Hard on the heels of the last Thollem McDonas/Nels Cline confab that went up for sale comes the long-delayed release of Gowanus Sessions II.
Just three weeks prior, I was writing about how guitar great Nels Cline and keyboard savant Thollem McDonas had now made four trio albums together. That’s not entirely true; a fifth one was made eight years ago, they just took their time getting it out. Maybe that’s because they wanted to present their partnership with different third members to highlight different dynamics. The first one involved Downtown NYC bass legend William Parker in a marathon improv jam from January, 2012 that produced two albums’ worth of material.
Gowanus Sessions I came forth rather quickly, like, three months later. Then, Thollem and Cline banked that other half of the material as they bonded their talents with the late accordion player Pauline Oliveros (Molecular Affinity) and drummer Michael Wimberly (Radical Empathy and the afore-reviewed Reality and Other Imagined Places). Eight years after the original Thollem/Cline get-together, it’s time to come full circle again.
Gowanus Sessions II is the remainder of that 2012 Thollem/Parker/Cline session, enriched perhaps by the perspective of hearing those two other trios. Using Reality as a point of reference — only because we were just discussing it three weeks ago — there’s a huge chasm in the sound architecture just from replacing Wimberly with Parker, and it’s not just because sticks with an acoustic piano for the entire ride. Parker is masterful in his fluidity and his innate sense of where things are headed.

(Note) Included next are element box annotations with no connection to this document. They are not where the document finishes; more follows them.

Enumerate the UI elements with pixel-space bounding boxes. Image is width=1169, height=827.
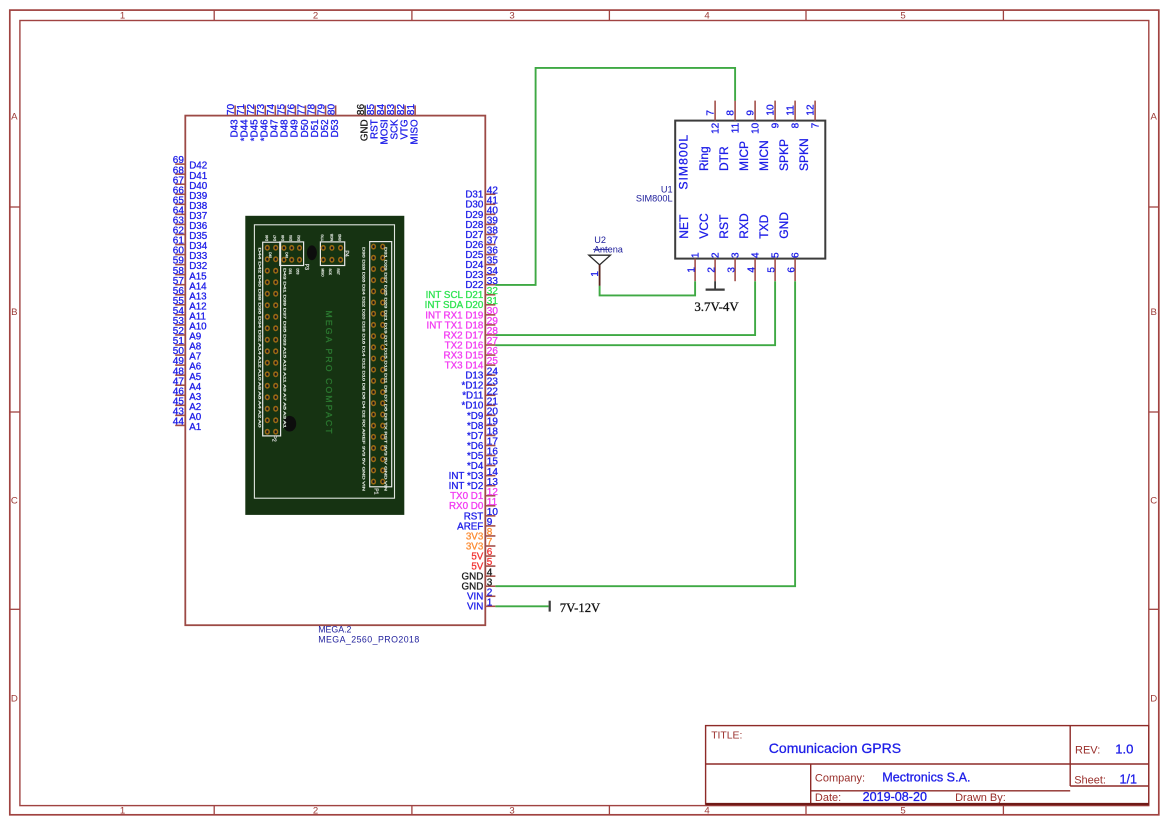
- svg-text:4: 4: [747, 267, 758, 273]
- svg-text:80: 80: [327, 104, 338, 116]
- svg-text:MISO: MISO: [320, 269, 324, 278]
- pin 54 A11: [173, 306, 206, 323]
- svg-text:7: 7: [706, 110, 717, 116]
- pin 37 D26: [465, 236, 498, 251]
- svg-text:7V-12V: 7V-12V: [560, 601, 601, 615]
- pin 44 A1: [173, 417, 201, 434]
- svg-text:MEGA_2560_PRO2018: MEGA_2560_PRO2018: [318, 635, 420, 645]
- svg-text:Mectronics S.A.: Mectronics S.A.: [882, 770, 970, 784]
- svg-text:D48: D48: [281, 235, 285, 241]
- svg-text:1: 1: [120, 11, 125, 22]
- svg-text:8: 8: [726, 110, 737, 116]
- svg-text:1: 1: [691, 252, 702, 258]
- pin 9 AREF: [457, 517, 495, 532]
- svg-text:Date:: Date:: [815, 792, 841, 804]
- pin 62 D35: [173, 226, 208, 243]
- svg-text:REV:: REV:: [1075, 745, 1100, 757]
- svg-text:YTG: YTG: [321, 234, 325, 241]
- svg-text:NET: NET: [677, 214, 691, 239]
- pin 42 D31: [465, 185, 498, 200]
- svg-text:MICP: MICP: [737, 141, 751, 171]
- pin 66 D39: [173, 185, 207, 202]
- pin 79 D52: [316, 104, 330, 138]
- svg-text:D49: D49: [285, 252, 289, 258]
- pin 5 5V: [471, 557, 495, 572]
- svg-text:7: 7: [811, 122, 822, 128]
- svg-text:5: 5: [771, 252, 782, 258]
- pin 2 VCC (bottom): [697, 213, 721, 281]
- pin 33 D22: [465, 276, 498, 291]
- pin 22 *D11: [462, 386, 498, 401]
- pin 10 RST: [464, 507, 499, 522]
- pin 20 *D9: [467, 406, 498, 421]
- pin 14 INT *D3: [449, 467, 499, 482]
- pin 4 GND: [462, 567, 496, 582]
- svg-text:Drawn By:: Drawn By:: [955, 792, 1006, 804]
- svg-text:SPKN: SPKN: [797, 138, 811, 171]
- pin 71 *D44: [236, 104, 250, 142]
- pin 74 D47: [266, 104, 280, 138]
- pin 5 TXD (bottom): [757, 214, 781, 281]
- svg-text:1: 1: [120, 806, 125, 817]
- pin 28 RX2 D17: [444, 326, 499, 341]
- module U3 MEGA_2560_PRO2018 body: [185, 116, 485, 626]
- svg-text:VCC: VCC: [697, 213, 711, 239]
- pin 11 RX0 D0: [449, 497, 498, 512]
- pin 64 D37: [173, 205, 207, 222]
- svg-text:5: 5: [900, 11, 905, 22]
- pin 32 INT SCL D21: [426, 286, 499, 301]
- svg-text:MISO: MISO: [409, 119, 420, 144]
- svg-text:D: D: [1150, 693, 1157, 704]
- svg-text:A: A: [1150, 112, 1157, 123]
- svg-text:5: 5: [900, 806, 905, 817]
- pin 1 VIN: [467, 597, 495, 612]
- svg-text:GND: GND: [338, 233, 342, 241]
- pin 29 INT TX1 D18: [426, 316, 498, 331]
- title block texts: [711, 731, 1106, 804]
- pin 83 SCK: [386, 104, 400, 140]
- pin 43 A0: [173, 406, 202, 423]
- pin 69 D42: [173, 155, 207, 172]
- pin 41 D30: [465, 195, 498, 210]
- pin 55 A12: [173, 296, 207, 313]
- svg-text:5: 5: [767, 267, 778, 273]
- pin 65 D38: [173, 195, 208, 212]
- pin 84 MOSI: [376, 104, 390, 145]
- wire D22 to U1 DTR pin 8: [495, 68, 735, 285]
- pin 35 D24: [465, 256, 498, 271]
- svg-text:C: C: [1150, 495, 1157, 506]
- pin 31 INT SDA D20: [425, 296, 499, 311]
- svg-text:D30 D28 D26 D24 D22 D20 D18 D1: D30 D28 D26 D24 D22 D20 D18 D16 D14 D12 …: [362, 247, 366, 492]
- title block: [706, 726, 1149, 805]
- pin 80 D53: [327, 104, 341, 138]
- svg-text:3: 3: [727, 267, 738, 273]
- pin 12 TX0 D1: [450, 487, 498, 502]
- svg-text:2: 2: [707, 267, 718, 273]
- svg-text:1: 1: [687, 267, 698, 273]
- pin 47 A4: [173, 376, 202, 393]
- svg-text:D53: D53: [330, 119, 341, 138]
- svg-text:Sheet:: Sheet:: [1074, 774, 1106, 786]
- svg-text:3: 3: [731, 252, 742, 258]
- pin 38 D27: [465, 226, 498, 241]
- pin 73 *D46: [256, 104, 270, 142]
- svg-text:SIM800L: SIM800L: [636, 193, 673, 203]
- pin 82 VTG: [396, 104, 410, 140]
- svg-text:2: 2: [313, 806, 318, 817]
- svg-text:44: 44: [173, 417, 185, 428]
- pin 50 A7: [173, 346, 201, 363]
- svg-text:2: 2: [711, 252, 722, 258]
- svg-text:10: 10: [751, 122, 762, 134]
- svg-text:C: C: [11, 495, 18, 506]
- svg-text:B: B: [1150, 307, 1156, 318]
- pin 16 *D5: [467, 447, 498, 462]
- svg-text:3: 3: [509, 806, 514, 817]
- pin 76 D49: [286, 104, 300, 138]
- pin 7 Ring (top): [697, 101, 721, 171]
- svg-text:3.7V-4V: 3.7V-4V: [694, 300, 739, 314]
- pin 30 INT RX1 D19: [425, 306, 498, 321]
- svg-text:D: D: [11, 693, 18, 704]
- IC U1 SIM800L body: [675, 121, 825, 259]
- pin 36 D25: [465, 246, 498, 261]
- pin 51 A8: [173, 336, 202, 353]
- svg-text:Ring: Ring: [697, 146, 711, 171]
- wire GND to U1 GND pin 6: [495, 281, 795, 586]
- pin 58 A15: [173, 266, 207, 283]
- pin 3 RST (bottom): [717, 214, 741, 281]
- svg-text:3: 3: [509, 11, 514, 22]
- pin 19 *D8: [467, 417, 498, 432]
- pin 6 5V: [471, 547, 495, 562]
- svg-text:4: 4: [704, 11, 710, 22]
- pin 24 D13: [465, 366, 498, 381]
- antenna U2 Antena: [589, 235, 624, 286]
- svg-text:D45: D45: [268, 252, 272, 258]
- supply 7V-12V on VIN: [550, 601, 601, 616]
- svg-text:2: 2: [313, 11, 318, 22]
- svg-text:Comunicacion GPRS: Comunicacion GPRS: [769, 740, 901, 756]
- svg-text:81: 81: [406, 104, 417, 116]
- pin 10 MICN (top): [757, 101, 781, 171]
- pin 68 D41: [173, 165, 207, 182]
- svg-text:SPKP: SPKP: [777, 139, 791, 171]
- svg-text:A: A: [11, 112, 18, 123]
- pin 15 *D4: [467, 457, 498, 472]
- svg-text:D44 D42 D40 D38 D36 D34 D32 A1: D44 D42 D40 D38 D36 D34 D32 A14 A12 A10 …: [258, 248, 262, 428]
- svg-text:GND: GND: [777, 212, 791, 239]
- svg-text:10: 10: [766, 104, 777, 116]
- svg-text:6: 6: [787, 267, 798, 273]
- pin 13 INT *D2: [449, 477, 499, 492]
- svg-text:9: 9: [771, 122, 782, 128]
- pin 67 D40: [173, 175, 208, 192]
- svg-text:P3: P3: [303, 264, 309, 270]
- svg-text:P1: P1: [372, 488, 378, 494]
- pin 86 GND: [356, 104, 370, 142]
- pin 17 *D6: [467, 437, 498, 452]
- pin 46 A3: [173, 386, 202, 403]
- pin 63 D36: [173, 216, 208, 233]
- pin 75 D48: [276, 104, 290, 138]
- pin 3 GND: [462, 577, 496, 592]
- svg-text:DTR: DTR: [717, 146, 731, 171]
- pin 72 *D45: [246, 104, 260, 142]
- PCB photo MEGA PRO COMPACT: [245, 216, 404, 515]
- svg-text:4: 4: [751, 252, 762, 258]
- pin 45 A2: [173, 396, 201, 413]
- pin 21 *D10: [462, 396, 499, 411]
- svg-text:2019-08-20: 2019-08-20: [863, 790, 927, 804]
- pin 60 D33: [173, 246, 208, 263]
- wire VIN to 7V-12V supply: [495, 605, 548, 607]
- svg-text:SIM800L: SIM800L: [676, 134, 690, 190]
- pin 26 RX3 D15: [444, 346, 499, 361]
- svg-text:D46: D46: [265, 235, 269, 241]
- pin 85 RST: [366, 104, 380, 139]
- svg-text:D50: D50: [289, 235, 293, 241]
- svg-text:12: 12: [806, 104, 817, 116]
- svg-text:Company:: Company:: [815, 772, 865, 784]
- pin 8 3V3: [466, 527, 496, 542]
- pin 53 A10: [173, 316, 207, 333]
- svg-text:D43 D41 D39 D37 D35 D33 A15 A1: D43 D41 D39 D37 D35 D33 A15 A13 A11 A9 A…: [283, 268, 287, 428]
- pin 40 D29: [465, 205, 498, 220]
- pin 18 *D7: [467, 427, 498, 442]
- svg-text:11: 11: [786, 105, 797, 116]
- svg-text:D51: D51: [288, 269, 292, 275]
- pin 7 3V3: [466, 537, 496, 552]
- svg-text:1: 1: [487, 597, 493, 608]
- svg-text:D31 D29 D27 D25 D23 D21 D19 D1: D31 D29 D27 D25 D23 D21 D19 D17 D15 D13 …: [384, 247, 388, 492]
- pin 23 *D12: [462, 376, 499, 391]
- pin 6 GND (bottom): [777, 212, 801, 282]
- pin 49 A6: [173, 356, 202, 373]
- svg-text:MEGA PRO COMPACT: MEGA PRO COMPACT: [324, 311, 334, 436]
- pin 11 SPKP (top): [777, 101, 801, 171]
- wire TX2 D16 to U1 TXD pin 5: [495, 281, 775, 345]
- pin 1 NET (bottom): [677, 214, 701, 281]
- pin 2 VIN: [467, 587, 495, 602]
- pin 4 RXD (bottom): [737, 213, 761, 281]
- svg-text:B: B: [11, 307, 17, 318]
- pin 34 D23: [465, 266, 498, 281]
- svg-text:D47: D47: [273, 235, 277, 241]
- svg-text:D53: D53: [296, 269, 300, 275]
- svg-text:TITLE:: TITLE:: [711, 731, 742, 742]
- svg-text:RST: RST: [717, 214, 731, 239]
- svg-text:VIN: VIN: [467, 602, 483, 613]
- svg-text:1/1: 1/1: [1120, 772, 1138, 786]
- pin 81 MISO: [406, 104, 420, 145]
- pin 61 D34: [173, 236, 208, 253]
- pin 12 SPKN (top): [797, 101, 821, 171]
- svg-text:9: 9: [746, 110, 757, 116]
- svg-text:MEGA.2: MEGA.2: [318, 624, 351, 634]
- pin 27 TX2 D16: [445, 336, 499, 351]
- svg-text:1: 1: [590, 271, 601, 277]
- pin 59 D32: [173, 256, 207, 273]
- svg-text:P4: P4: [343, 251, 349, 257]
- svg-text:RXD: RXD: [737, 213, 751, 239]
- pin 8 DTR (top): [717, 101, 741, 171]
- svg-text:TXD: TXD: [757, 214, 771, 238]
- pin 57 A14: [173, 276, 207, 293]
- svg-text:4: 4: [704, 806, 710, 817]
- svg-text:D62: D62: [297, 235, 301, 241]
- wire antenna to U1 NET pin 1: [600, 281, 696, 295]
- svg-text:RST: RST: [336, 269, 340, 275]
- pin 78 D51: [306, 104, 320, 138]
- svg-text:SCK: SCK: [328, 269, 332, 276]
- wire RX2 D17 to U1 RXD pin 4: [495, 281, 755, 335]
- svg-text:MICN: MICN: [757, 140, 771, 171]
- pin 25 TX3 D14: [445, 356, 499, 371]
- svg-text:12: 12: [711, 122, 722, 134]
- pin 48 A5: [173, 366, 202, 383]
- svg-text:P2: P2: [271, 436, 277, 442]
- pin 39 D28: [465, 216, 498, 231]
- pin 77 D50: [296, 104, 310, 138]
- pin 56 A13: [173, 286, 207, 303]
- pin 70 D43: [226, 104, 240, 138]
- svg-text:8: 8: [791, 122, 802, 128]
- svg-text:11: 11: [731, 122, 742, 133]
- svg-text:A1: A1: [189, 422, 201, 433]
- pin 9 MICP (top): [737, 101, 761, 171]
- svg-text:MOB: MOB: [330, 234, 334, 241]
- svg-text:1.0: 1.0: [1115, 742, 1133, 757]
- supply 3.7V-4V on U1 VCC: [694, 281, 739, 314]
- svg-text:6: 6: [791, 252, 802, 258]
- pin 52 A9: [173, 326, 201, 343]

As with the second Wimberley trio release, this album consists of two extended pieces running close to twenty minutes a piece, which suits them to a “t” because they get to take the slightest cues and build out complete ideas, collapse them, and restart the cycle again several times within a single performance.
For about the first eight minutes of “Life In the World,” things are rather hushed, and Cline ekes out slightly odd timbres from his guitar; some from effects, other wrung by sheer technique. Thollem and Parker, tread gingerly, picking chords out of the air together and meshing with Cline’s mild eccentricities. Things get a little hectic, even tornadic, right around the midpoint, as Parker’s bow and Cline’s similarly sounding scraping mash up against Thollem’s frantic piano to create a cacophony worthy of their collective legacies. And just like that, it all fades into total silence, barely broken by Thollem’s tinkering inside the piano. Later, Thollem engages in a little organic minimalism as Parker dances his plucked bass around it.
“World In a Life” starts with much the same formula: Parker on arco bass responds to Thollem’s trills as Cline lurks barely in the background with evil on his mind. His demonic tones force its way up front but Thollem and Parker refuse to give ground and ultimately, that leads to some friction that creates the gratifying sparks. There’s a passage where the piano/bass interaction borders on supernatural, quickly succeeded by a bowed bass/guitar back-and-forth that borders on alien.
And then, as is sometimes the case, Thollem reels the trio back to the ground and introduces a new motif for them to build upon. Cline’s prodigious use of effects are all over two performances, but get its own protected spotlight around eleven minutes in, presaging a violent eruption a few minutes later. Parker afterwards is heard making unusual sounds, too, but organically.
Thollem/Parker/Cline’s Gowanus Sessions II hits the street January 31, 2020 courtesy of that home of experimental improvisation, ESP-Disk.